21 years. Thinking back over emotional growing pains, three daughters and one infamous tattoo . . . 21 years does seem like a pretty amazing thing. As my Eldest daughter put it, “Dad, your marriage is old enough to drink now!” Even more shocking is that, in all honesty, it really does feel like it was only yesterday when I said, “I Do.”
And cue “our song” . . . seriously, don’t laugh.
Anyhoo. . . one of the reasons that we have done so well over the long haul of our marriage, is that our relationship thrives in and on the ordinary. We don’t go out to fancy parties, we don’t give each other big shiny gifts and most of the time we have to force ourselves to actually celebrate our anniversary. In fact, other than our 20th Anniversay Celebration last year, our biggest anniversary partay might have been the first one when we went to Sizzler for dinner and then ate our year-old, freezer-burned cake for dessert.
Partying like we’re rock stars 😐
Sure, we struggle with the same problems as other couples do and we go through the ebbs and flows of any relationship. We have some patterns in our life that should probably be addressed, there are times when our communication isn’t always clear and we fight about unfinished projects, crazy in-laws and who made who late this time 😉
But . . . we also find great joy in the everyday and the mundane: doing our daily morning “one bathroom for five people” dance, checking in during the day to make sure that we do not inadvertently misplace any of our children and ending each day usually curled up on the couch watching crappy TV and musing about our children, our work and world.
I think most relationships that are healthy be they marriages, friendships or family ties are anchored by the everyday and the mundane. It is in that ordinary time when we are shaped and formed as individuals, couples and communities because this is where we spend most of our life. The peaks and the valleys the journey come and go to offer accents to the long arc of our lives, but it is in that middle place where we find our grounding, our mooring, our home.

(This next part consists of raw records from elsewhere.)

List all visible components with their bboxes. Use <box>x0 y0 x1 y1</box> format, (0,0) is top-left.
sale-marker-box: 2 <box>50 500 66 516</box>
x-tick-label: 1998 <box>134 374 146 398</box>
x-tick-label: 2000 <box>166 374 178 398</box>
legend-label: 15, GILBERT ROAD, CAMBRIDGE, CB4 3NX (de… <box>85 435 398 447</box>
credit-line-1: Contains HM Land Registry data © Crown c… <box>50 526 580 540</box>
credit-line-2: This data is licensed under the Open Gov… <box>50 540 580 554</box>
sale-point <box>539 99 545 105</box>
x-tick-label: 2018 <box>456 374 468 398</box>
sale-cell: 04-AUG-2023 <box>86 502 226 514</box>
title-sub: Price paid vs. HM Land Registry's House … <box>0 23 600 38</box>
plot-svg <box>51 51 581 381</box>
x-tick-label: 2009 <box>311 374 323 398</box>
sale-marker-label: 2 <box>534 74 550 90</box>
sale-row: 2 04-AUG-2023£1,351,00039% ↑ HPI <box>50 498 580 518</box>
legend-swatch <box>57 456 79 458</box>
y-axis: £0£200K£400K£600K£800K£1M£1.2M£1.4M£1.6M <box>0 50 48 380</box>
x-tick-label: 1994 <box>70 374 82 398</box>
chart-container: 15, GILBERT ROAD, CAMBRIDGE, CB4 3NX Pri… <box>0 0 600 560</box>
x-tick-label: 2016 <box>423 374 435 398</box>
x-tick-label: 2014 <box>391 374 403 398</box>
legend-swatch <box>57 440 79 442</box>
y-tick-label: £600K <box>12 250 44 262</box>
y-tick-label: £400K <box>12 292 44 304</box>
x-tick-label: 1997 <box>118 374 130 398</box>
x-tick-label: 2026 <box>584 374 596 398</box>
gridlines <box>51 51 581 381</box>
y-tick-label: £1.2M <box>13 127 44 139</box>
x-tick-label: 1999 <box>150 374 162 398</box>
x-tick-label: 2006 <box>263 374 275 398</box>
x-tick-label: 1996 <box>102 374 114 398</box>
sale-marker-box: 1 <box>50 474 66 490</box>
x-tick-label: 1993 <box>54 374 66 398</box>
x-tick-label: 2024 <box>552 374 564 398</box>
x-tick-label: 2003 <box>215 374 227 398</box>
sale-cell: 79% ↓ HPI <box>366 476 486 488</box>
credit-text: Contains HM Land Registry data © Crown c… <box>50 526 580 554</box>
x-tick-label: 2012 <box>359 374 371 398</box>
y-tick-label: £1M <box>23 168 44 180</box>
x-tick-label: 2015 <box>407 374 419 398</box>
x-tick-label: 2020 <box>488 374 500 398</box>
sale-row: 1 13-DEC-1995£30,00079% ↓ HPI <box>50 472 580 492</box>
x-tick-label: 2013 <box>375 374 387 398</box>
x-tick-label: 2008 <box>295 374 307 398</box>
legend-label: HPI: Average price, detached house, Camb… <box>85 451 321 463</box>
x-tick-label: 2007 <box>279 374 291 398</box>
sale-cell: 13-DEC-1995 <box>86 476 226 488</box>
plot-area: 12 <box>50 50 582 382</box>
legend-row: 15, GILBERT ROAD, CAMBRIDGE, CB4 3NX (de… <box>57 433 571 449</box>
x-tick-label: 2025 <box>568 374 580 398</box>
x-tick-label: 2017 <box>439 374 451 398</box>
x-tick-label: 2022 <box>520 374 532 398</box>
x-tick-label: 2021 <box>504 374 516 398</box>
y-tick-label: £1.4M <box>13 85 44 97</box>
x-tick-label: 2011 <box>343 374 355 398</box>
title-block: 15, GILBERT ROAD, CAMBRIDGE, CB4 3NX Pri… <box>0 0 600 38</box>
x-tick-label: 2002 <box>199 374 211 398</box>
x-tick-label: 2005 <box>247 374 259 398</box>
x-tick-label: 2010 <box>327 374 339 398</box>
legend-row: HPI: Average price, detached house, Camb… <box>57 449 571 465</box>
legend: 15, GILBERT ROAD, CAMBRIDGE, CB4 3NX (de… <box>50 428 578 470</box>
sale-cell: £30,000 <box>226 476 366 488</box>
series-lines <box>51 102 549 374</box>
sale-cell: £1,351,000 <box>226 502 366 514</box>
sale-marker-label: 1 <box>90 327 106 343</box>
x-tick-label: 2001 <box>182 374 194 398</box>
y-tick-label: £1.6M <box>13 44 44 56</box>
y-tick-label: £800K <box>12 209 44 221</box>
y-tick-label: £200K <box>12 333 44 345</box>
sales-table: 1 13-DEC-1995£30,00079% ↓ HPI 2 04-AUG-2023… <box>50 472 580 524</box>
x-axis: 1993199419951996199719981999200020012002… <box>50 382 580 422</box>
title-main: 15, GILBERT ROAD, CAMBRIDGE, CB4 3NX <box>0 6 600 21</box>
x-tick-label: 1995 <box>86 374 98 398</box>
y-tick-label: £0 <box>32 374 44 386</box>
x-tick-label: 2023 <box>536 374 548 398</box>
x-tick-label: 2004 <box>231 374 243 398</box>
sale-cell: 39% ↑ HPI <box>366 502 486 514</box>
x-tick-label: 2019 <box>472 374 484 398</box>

It is vital that, no matter the context of the community, that we give the ordinary time in our lives the same kind of attention and care as we would the grandest of celebrations or most difficult of our struggles. For whether it’s a spouse, a friend or a family member, when the moorings of the day-to-day begin to loosen, relationships begin to grow apart.
So after 21 years, I boldly claim our boring, mundane and ordinary lives because they have been life-giving, joy-filled and holy.
Now to make those Sizzler reservations.